Effect of protons located at different region in SiO2 layer on GLPNP transistors degradation

Abstract

Based on 100-keV, 130-keV and 170-keV proton irradiations, the contribution of ionization damage to the electrical property degradation of gate controlled lateral PNP (GLPNP) transistors is investigated. The key electrical parameters are measured in-situ during irradiations. The radiation-induced defects are characterized by deep level transient spectroscopy (DLTS). Experimental results show that the same ionization dose of various energy protons caused different degradation of current gain in GLPNP transistors. The current gain of the irradiated transistors by 170-keV protons degrades obviously, while that of the irradiated transistors by 100-keV protons does not almost change.
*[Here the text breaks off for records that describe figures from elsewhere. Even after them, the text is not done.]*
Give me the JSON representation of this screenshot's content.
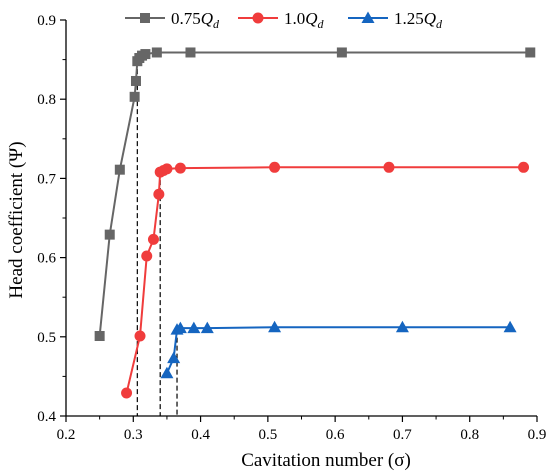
{
  "chart_data": {
    "type": "line",
    "title": "",
    "xlabel": "Cavitation number (σ)",
    "ylabel": "Head coefficient (Ψ)",
    "xlim": [
      0.2,
      0.9
    ],
    "ylim": [
      0.4,
      0.9
    ],
    "xticks": [
      0.2,
      0.3,
      0.4,
      0.5,
      0.6,
      0.7,
      0.8,
      0.9
    ],
    "yticks": [
      0.4,
      0.5,
      0.6,
      0.7,
      0.8,
      0.9
    ],
    "xtick_labels": [
      "0.2",
      "0.3",
      "0.4",
      "0.5",
      "0.6",
      "0.7",
      "0.8",
      "0.9"
    ],
    "ytick_labels": [
      "0.4",
      "0.5",
      "0.6",
      "0.7",
      "0.8",
      "0.9"
    ],
    "grid": false,
    "legend_position": "top",
    "series": [
      {
        "name": "0.75Q_d",
        "legend_main": "0.75",
        "legend_sym": "Q",
        "legend_sub": "d",
        "color": "#666666",
        "marker": "square",
        "x": [
          0.25,
          0.265,
          0.28,
          0.302,
          0.304,
          0.306,
          0.309,
          0.313,
          0.318,
          0.335,
          0.385,
          0.61,
          0.89
        ],
        "y": [
          0.501,
          0.629,
          0.711,
          0.803,
          0.823,
          0.848,
          0.852,
          0.855,
          0.857,
          0.859,
          0.859,
          0.859,
          0.859
        ]
      },
      {
        "name": "1.0Q_d",
        "legend_main": "1.0",
        "legend_sym": "Q",
        "legend_sub": "d",
        "color": "#f03c3c",
        "marker": "circle",
        "x": [
          0.29,
          0.31,
          0.32,
          0.33,
          0.338,
          0.34,
          0.345,
          0.35,
          0.37,
          0.51,
          0.68,
          0.88
        ],
        "y": [
          0.429,
          0.501,
          0.602,
          0.623,
          0.68,
          0.708,
          0.71,
          0.712,
          0.713,
          0.714,
          0.714,
          0.714
        ]
      },
      {
        "name": "1.25Q_d",
        "legend_main": "1.25",
        "legend_sym": "Q",
        "legend_sub": "d",
        "color": "#1565c0",
        "marker": "triangle",
        "x": [
          0.35,
          0.36,
          0.365,
          0.37,
          0.39,
          0.41,
          0.51,
          0.7,
          0.86
        ],
        "y": [
          0.454,
          0.473,
          0.509,
          0.511,
          0.511,
          0.511,
          0.512,
          0.512,
          0.512
        ]
      }
    ],
    "reference_lines": [
      {
        "x": 0.306,
        "y": 0.848
      },
      {
        "x": 0.34,
        "y": 0.708
      },
      {
        "x": 0.365,
        "y": 0.509
      }
    ]
  }
}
As the ionization dose increases, the excess base currents of the irradiated transistors by 170-keV and 130-keV protons increase. The ideality factor of the irradiated transistor by 170-keV protons changes, while that of the transistor irradiated by 130-keV protons does not change. The gate sweep (GS) curves show that the main ionization defects induced by different protons are the interface traps. Compared with the irradiated transistors by 100-keV and 130-keV protons, the irradiated transistors by 170-keV protons has a high gate sweep peak at the same dose indicating that the 170-keV protons induced more interface traps. Therefore, the protons located at different region in SiO2 of GLPNP transistors can induce different degree of degradation, and the location of the proton is closer to the Si/SiO2 interface, the number of the radiation-induced interface traps is the more.